BANGKOK: A global effort to develop new anti-tuberculosis drugs by the year 2010, with an initial budget of $150 million, was launched at an international conference on health research held in Bangkok.
The global alliance for TB drug development was officially launched by World Health Organisation (WHO) Director General Gro Brundtland on Tuesday, as part of an international movement to direct health research towards combatting diseases commonly associated with the poor, such as TB.
"One third of the world's population is currently infected with TB," said Brundtland. "Eight million people develop active tuberculosis every year and the disease takes the lives of 5,000 people a day," he said.
The threat of TB has been on the rise in recent years in tandem with the HIV/AIDS epidemic.
"In Africa, HIV infects 40 per cent of the patients with TB, and it is TB that kills a third of the victims of AIDS," said the WHO chief.
The global alliance for TB drug development seeks to combine public and private sector efforts to develop new drugs to combat TB, with an estimated budget of $150 million over the next five years.
The Bill and Melinda Gates Foundation has announced a grant of $25 million to the programme, and the Rockefeller Foundation is expected to commit another 15 million.

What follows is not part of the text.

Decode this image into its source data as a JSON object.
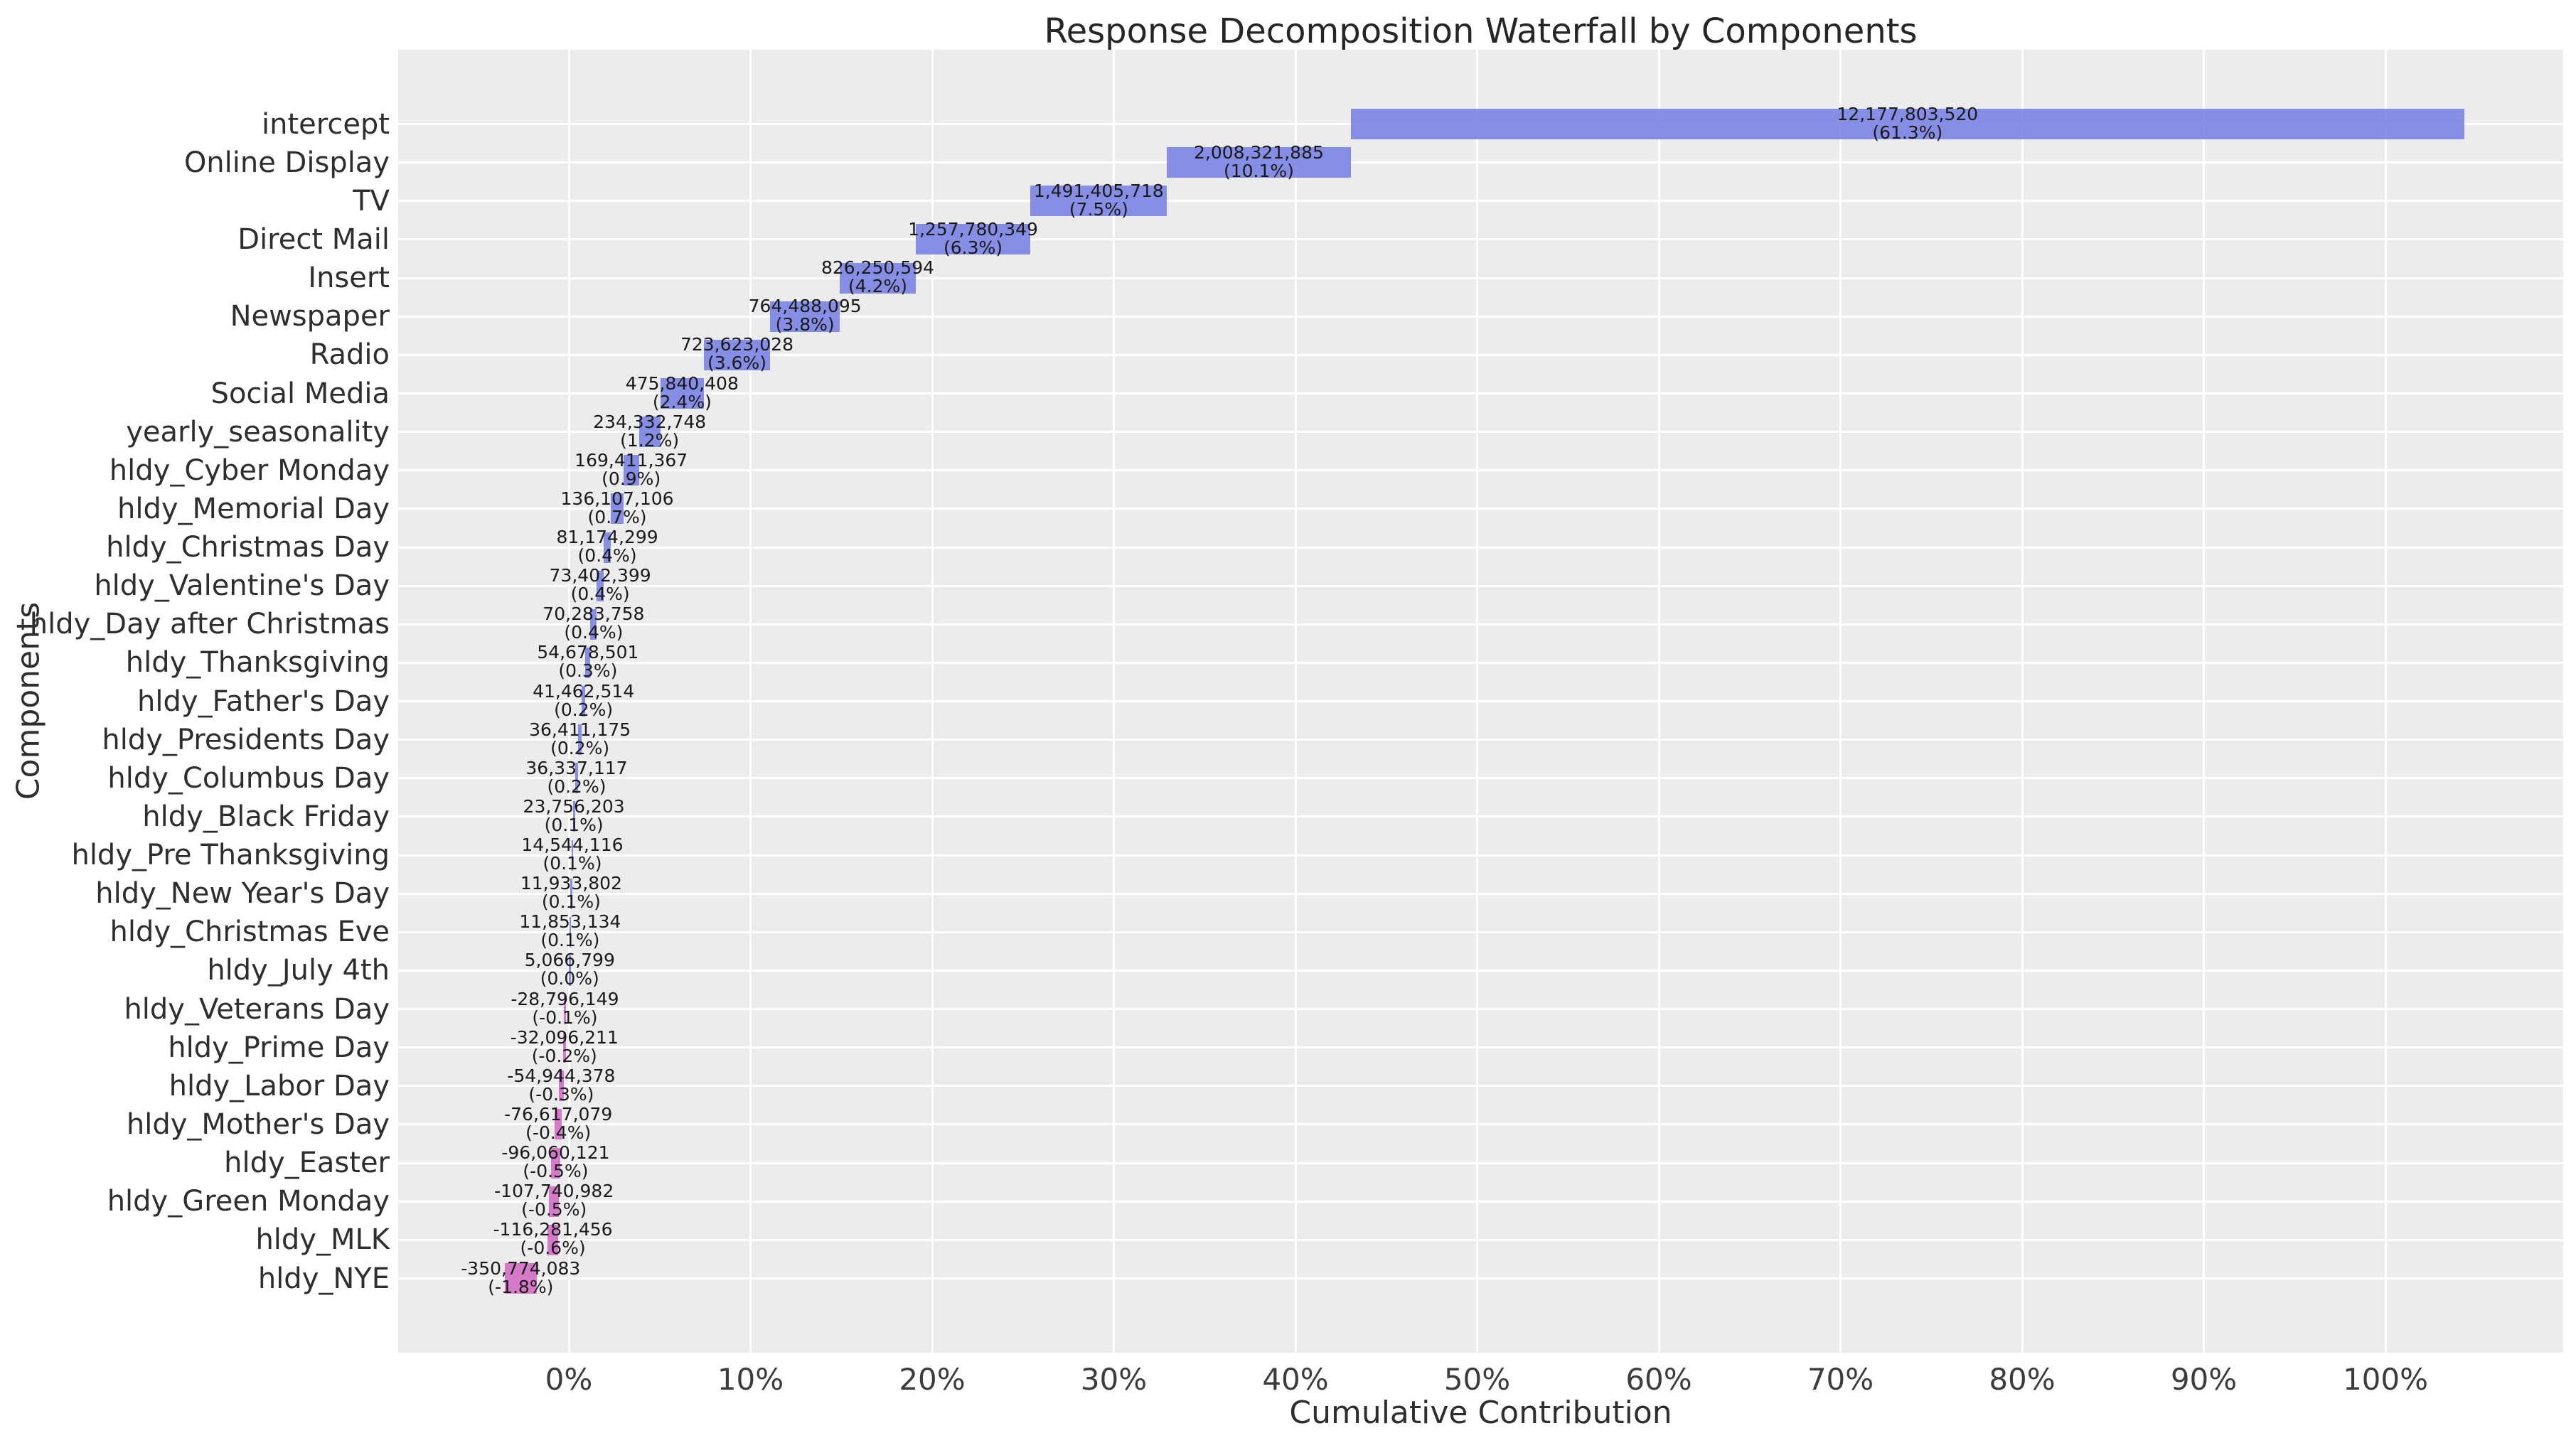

The programme was appropriately launched at the International Conference on Health Research for Development being held in Bangkok till Friday.
The conference, which was opened on Tuesday morning by Brundtland, gathered some 800 government policy makers, researchers and health experts to discuss the importance of health research for developing countries.
It is the first such conference since 1990, when the Karolinska Nobel Conference in Stockholm launched the global debate about how to provide more equitable access to the fruits of health research, which have traditionally been aimed at the needs of the more affluent, developed countries.
The conference will also address the sensitive issue of trying to persuade multinational pharmaceutical companies, such as the leading manufacturers of anti-HIV/AIDS drugs, to offer their products at more affordable prices to developing countries, where the vast majority of HIV/AIDS victims live and die.
"Companies invested in HIV because they had a big market at home," said Adetokunbo Lucas, Nigerian head of the global forum for health research.
e added that a public-private alliance for finding a new anti-TB drug was necessary "because TB is a disease in a part of the world where the market forces have failed. Where market forces fail, you must invent an alternative way."